Tuning HTTP Keep-Alive in Node.js
We suffered some difficult to track down ECONNRESET
errors in our Node.js proxy service until we learned a lot about HTTP persistent connections and Node.js HTTP defaults.
By default, HTTP creates a new TCP connection for every request. HTTP keep-alive allows HTTP clients to re-use connections for multiple requests, and relies on timeout configurations on both the client and target server to decide when to close open TCP sockets.
In Node.js clients, you can use a module like agentkeepalive
to tell your HTTP/HTTPS clients to use persistent HTTP connections.
In ConnectReport, we have a proxy service that acts as the gateway to all requests across our different services, with targets including our management API and our core server.

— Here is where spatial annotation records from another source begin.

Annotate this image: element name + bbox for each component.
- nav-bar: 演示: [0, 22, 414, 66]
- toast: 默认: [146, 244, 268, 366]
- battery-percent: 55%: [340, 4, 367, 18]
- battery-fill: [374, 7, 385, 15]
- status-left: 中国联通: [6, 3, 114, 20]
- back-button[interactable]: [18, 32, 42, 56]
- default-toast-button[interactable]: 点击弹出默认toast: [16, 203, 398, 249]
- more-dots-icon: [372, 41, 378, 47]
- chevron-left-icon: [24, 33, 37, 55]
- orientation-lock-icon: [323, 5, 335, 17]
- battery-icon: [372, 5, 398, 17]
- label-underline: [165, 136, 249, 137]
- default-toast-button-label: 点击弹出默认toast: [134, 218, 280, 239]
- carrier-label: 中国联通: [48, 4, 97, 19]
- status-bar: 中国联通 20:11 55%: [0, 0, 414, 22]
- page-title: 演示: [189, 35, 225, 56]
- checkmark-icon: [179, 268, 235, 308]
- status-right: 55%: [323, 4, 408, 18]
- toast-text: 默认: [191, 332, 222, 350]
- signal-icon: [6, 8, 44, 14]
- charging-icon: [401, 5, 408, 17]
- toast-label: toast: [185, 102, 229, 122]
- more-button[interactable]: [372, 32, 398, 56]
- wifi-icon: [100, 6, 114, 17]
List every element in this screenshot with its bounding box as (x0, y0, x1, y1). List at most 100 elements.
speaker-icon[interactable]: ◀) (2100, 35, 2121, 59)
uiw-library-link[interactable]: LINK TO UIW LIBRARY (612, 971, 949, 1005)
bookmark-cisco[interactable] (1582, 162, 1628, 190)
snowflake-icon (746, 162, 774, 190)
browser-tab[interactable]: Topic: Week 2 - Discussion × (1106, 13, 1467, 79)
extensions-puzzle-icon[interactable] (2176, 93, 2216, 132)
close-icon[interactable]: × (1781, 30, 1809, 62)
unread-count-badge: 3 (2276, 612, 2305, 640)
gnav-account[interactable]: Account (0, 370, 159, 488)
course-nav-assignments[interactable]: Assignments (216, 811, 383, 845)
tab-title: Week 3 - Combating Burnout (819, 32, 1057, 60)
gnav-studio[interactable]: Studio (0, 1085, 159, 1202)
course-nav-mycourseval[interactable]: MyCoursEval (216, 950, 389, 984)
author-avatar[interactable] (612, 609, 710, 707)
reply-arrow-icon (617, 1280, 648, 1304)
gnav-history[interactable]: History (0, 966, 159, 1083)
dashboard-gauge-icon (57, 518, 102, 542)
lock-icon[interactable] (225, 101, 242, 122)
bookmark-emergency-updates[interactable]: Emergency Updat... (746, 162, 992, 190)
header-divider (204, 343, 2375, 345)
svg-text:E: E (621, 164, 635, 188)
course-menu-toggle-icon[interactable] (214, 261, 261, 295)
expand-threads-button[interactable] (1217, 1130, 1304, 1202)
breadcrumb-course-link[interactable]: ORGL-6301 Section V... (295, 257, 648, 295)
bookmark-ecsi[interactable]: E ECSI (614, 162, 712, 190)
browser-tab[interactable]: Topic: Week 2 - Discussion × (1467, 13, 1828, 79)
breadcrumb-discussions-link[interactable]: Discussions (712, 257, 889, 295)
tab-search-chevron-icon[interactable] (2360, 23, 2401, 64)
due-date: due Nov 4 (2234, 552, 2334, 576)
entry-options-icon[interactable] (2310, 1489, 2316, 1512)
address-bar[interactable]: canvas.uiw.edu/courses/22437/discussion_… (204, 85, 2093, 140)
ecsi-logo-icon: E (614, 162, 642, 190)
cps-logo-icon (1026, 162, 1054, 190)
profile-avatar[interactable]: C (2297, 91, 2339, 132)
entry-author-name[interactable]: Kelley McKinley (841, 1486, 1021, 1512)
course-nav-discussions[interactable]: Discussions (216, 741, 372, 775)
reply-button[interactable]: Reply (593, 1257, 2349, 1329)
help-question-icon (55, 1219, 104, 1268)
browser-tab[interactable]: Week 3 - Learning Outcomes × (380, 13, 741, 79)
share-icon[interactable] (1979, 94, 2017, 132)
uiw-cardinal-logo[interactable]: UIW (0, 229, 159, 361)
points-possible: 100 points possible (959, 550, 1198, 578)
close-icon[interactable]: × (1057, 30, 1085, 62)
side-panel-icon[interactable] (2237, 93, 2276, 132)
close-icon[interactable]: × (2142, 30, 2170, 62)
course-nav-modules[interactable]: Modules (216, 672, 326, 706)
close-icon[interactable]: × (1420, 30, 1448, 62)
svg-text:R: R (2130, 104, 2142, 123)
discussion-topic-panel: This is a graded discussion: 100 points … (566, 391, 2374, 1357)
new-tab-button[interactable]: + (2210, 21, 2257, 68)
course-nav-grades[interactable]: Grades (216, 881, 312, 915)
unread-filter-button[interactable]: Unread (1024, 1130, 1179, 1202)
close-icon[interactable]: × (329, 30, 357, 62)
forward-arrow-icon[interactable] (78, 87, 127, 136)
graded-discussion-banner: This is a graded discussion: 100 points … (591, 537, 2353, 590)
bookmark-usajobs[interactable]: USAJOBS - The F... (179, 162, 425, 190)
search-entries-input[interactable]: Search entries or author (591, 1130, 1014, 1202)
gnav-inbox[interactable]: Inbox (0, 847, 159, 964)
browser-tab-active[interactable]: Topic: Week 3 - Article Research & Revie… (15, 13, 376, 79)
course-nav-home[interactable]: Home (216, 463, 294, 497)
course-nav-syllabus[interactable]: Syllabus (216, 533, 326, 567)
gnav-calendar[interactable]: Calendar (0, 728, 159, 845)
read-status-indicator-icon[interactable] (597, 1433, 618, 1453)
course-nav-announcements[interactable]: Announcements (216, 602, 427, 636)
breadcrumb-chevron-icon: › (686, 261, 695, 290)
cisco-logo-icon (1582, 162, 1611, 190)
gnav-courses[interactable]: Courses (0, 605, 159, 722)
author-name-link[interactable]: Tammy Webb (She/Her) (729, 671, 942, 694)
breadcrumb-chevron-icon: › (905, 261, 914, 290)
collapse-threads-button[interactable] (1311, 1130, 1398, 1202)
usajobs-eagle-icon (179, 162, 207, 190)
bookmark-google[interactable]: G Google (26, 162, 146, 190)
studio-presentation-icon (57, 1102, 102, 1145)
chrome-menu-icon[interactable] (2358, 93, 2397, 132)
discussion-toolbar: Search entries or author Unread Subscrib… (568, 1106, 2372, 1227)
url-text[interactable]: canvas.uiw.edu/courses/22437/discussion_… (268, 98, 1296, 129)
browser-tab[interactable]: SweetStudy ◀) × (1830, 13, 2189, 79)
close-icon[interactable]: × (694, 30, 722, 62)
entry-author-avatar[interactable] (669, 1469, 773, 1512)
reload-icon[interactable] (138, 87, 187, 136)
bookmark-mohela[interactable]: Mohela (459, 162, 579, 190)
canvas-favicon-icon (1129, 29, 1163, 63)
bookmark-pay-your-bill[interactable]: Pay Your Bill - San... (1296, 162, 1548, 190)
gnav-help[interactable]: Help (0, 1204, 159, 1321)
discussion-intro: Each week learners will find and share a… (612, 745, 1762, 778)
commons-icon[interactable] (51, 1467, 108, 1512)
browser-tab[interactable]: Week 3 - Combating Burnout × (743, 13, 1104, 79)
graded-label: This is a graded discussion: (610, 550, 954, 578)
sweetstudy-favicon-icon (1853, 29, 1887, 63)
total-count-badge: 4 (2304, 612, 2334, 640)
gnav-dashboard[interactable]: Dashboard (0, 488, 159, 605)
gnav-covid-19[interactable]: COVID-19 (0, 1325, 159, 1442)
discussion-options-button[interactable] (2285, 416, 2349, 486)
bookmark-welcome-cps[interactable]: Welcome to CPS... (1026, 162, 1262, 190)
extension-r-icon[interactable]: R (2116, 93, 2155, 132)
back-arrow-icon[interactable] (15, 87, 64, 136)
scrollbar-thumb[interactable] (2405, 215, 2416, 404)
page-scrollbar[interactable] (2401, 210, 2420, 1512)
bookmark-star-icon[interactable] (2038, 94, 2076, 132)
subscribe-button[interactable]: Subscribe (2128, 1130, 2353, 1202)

We utilize agentkeepalive
in our proxy service to reduce latency in connections from the proxy to the targets, but have periodically experienced ECONNRESET
errors thrown by our proxy service. The ECONNRESET
errors were fairly rare, occurring in about 1/1000 requests. Reproducing these elusive errors was nearly impossible, and we only really understood how they were being thrown once we did a deep dive into how HTTP persistent connections work.
HTTP persistent connections in a nutshell
Under the hood, HTTP persistent connections utilize OS level sockets. In general, clients will configure a limited number of sockets and a connection timeout. If nothing gets sent down the socket for the duration of the timeout, the socket for the connection is closed. On the other end of the client is the target server that the connection is calling, and the target server may have its own keep alive timeout. In Node.js, the keep alive timeout is 5 seconds by default. Node.js also has a headers timeout (which should be ~1s greater than the keep alive timeout), which contributes to the persistent connection timeout behavior.
502 Errors and their sources in your application
What happens in the real world (and for our product) is that the default timeout of the widely used agentkeepalive
was 15 seconds – much longer than the Node.js timeout of 5 seconds. How does this look in practice?
What's happens in the above:
- Client requests a resource from the proxy
- Proxy opens a reusable TCP socket to the target application with a 15 second timeout
- Request is sent down the socket to the target application, and a successful response comes back
- More than 5 seconds later, no requests have hit the target application, so the application closes the socket.
- The proxy receives another request and believes it has an open connection that it can use. It re-uses a reference to the same TCP socket as before, but the socket on the end of the target application is actually closed.
- The proxy sends the requests down a dead socket and Node.js throws an
ECONNRESET
- The proxy responds to the client with a
502 Bad Gateway
error.
Getting around ECONNRESET
The solution to the dead socket issue is for your client to have a shorter socket timeout than the target. If your target has a 5 second timeout, and your client has a 4 second timeout, the client will never try to send a request down a dead socket. If your client has a larger timeout than the target, at some point, the client will think it has an open socket that is actually dead.
In response to reports on this issue, agentkeepalive
maintainers have smartly (and finally) decided to set the default freeSocketTimeout to 4 seconds in version 4.2.0 of agentkeepalive
, released on December 30th 2020.
If you're looking to use longer timeouts, or you're using a version of agentkeepalive
earlier than 4.2.0, you can edit your Node.js app default timeouts to be larger as follows:
const express = require("express");
const http = require("http");
const app = express();
const server = http.createServer({}, app).listen(3000);
// This is the important stuff
server.keepAliveTimeout = (60 * 1000) + 1000;
server.headersTimeout = (60 * 1000) + 2000;
Notes on AWS ELB 502's with Node.js servers
If you're using ELB to point traffic at your Node.js apps as we are, you should know that is has a default keep alive timeout of 60s, which is greater than the Node.js default of 5s, which will cause your ELB to have intermittent 502 errors.
You should edit your load balancer "Idle timeout" attribute to 4 seconds to be compatible with Node.js defaults.
Alternatively, you can edit the timeouts on your target Node.js app as indicated in the previous section.